I’d like to create a custom class that takes a dataframe as input and returns a Panel with a dropdown populated by column names and a Matplotlib plot for the selected column. Possibly related to #1072. What’s the best way to accomplish this? I’ve been poring over the documentation for hours and I still haven’t been able to figure it out.

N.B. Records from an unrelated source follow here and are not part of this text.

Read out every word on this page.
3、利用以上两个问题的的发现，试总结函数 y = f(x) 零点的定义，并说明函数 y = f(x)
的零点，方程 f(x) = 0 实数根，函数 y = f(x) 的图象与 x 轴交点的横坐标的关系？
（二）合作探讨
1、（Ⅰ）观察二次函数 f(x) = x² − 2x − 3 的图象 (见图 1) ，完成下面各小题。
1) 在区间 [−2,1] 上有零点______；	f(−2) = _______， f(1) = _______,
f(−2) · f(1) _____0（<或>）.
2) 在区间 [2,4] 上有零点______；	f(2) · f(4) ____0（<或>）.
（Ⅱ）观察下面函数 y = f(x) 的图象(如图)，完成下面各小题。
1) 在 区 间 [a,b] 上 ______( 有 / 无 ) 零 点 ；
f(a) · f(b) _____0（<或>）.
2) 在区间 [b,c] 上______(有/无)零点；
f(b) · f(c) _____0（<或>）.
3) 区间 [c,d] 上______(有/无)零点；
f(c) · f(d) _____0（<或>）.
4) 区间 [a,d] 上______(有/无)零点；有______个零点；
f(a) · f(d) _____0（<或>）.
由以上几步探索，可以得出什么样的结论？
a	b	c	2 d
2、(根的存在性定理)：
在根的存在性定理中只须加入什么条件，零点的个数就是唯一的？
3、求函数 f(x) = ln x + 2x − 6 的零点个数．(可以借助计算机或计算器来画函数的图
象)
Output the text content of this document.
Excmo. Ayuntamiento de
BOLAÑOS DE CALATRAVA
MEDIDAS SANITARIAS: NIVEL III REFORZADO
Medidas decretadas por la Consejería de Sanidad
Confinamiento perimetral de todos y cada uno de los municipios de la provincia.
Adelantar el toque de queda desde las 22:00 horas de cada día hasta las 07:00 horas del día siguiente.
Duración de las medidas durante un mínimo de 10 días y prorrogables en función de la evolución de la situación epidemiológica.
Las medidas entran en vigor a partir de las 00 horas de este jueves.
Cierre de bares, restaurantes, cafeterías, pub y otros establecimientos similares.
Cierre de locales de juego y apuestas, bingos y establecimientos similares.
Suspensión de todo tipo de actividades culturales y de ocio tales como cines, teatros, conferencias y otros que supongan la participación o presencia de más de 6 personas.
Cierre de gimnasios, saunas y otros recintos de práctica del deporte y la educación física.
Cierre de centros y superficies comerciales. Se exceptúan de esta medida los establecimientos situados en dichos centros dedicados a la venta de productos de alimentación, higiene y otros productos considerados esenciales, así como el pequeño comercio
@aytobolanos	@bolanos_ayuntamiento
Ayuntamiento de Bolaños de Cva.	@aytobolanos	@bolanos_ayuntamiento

I started with using the interact
function, like so:
from sklearn.datasets import load_wine
import seaborn as sns
import pandas as pd
import matplotlib.pyplot as plt
import panel as pn
import param
from panel.interact import interact
def histogram(column):
ax = sns.distplot(df[column])
plt.close()
return pn.pane.Matplotlib(ax.figure)
class MyCustomWidget(pn.pane.base.PaneBase):
def __init__(self, data):
pn.extension()
pn.config.embed = True
self._data = data
self._dropdown = pn.widgets.Select(options=list(data.columns.values))
self.layout = interact(histogram, column=self._dropdown)
super(pn.pane.base.PaneBase, self).__init__()
This allows me to instantiate the class and immediately return the visualization in a notebook:
df = load_wine(as_frame=True).data
MyCustomWidget(df) # Displays in notebook
The trade-off here is that I can’t place histogram
in the class, since interact
doesn’t support methods.
After reading the docs, my impression was that I should use Param instead:
class MyCustomWidget(param.Parameterized):
column = param.Selector()
def __init__(self, data):
self.param.column.objects = data.columns.values
@param.depends("column")
def plot(self):
if self.column:
ax = sns.distplot(df[self.column])
plt.close()
return pn.pane.Matplotlib(ax.figure)
My issue here is that it seems I still have to wrap the instance object in a Panel:
d = MyCustomWidget(df) # No display
pn.Column(d.param, d.plot)
Is there a better way to do this so that I can simply call MyCustomWidget(df)
and where all of the logic is contained inside the class?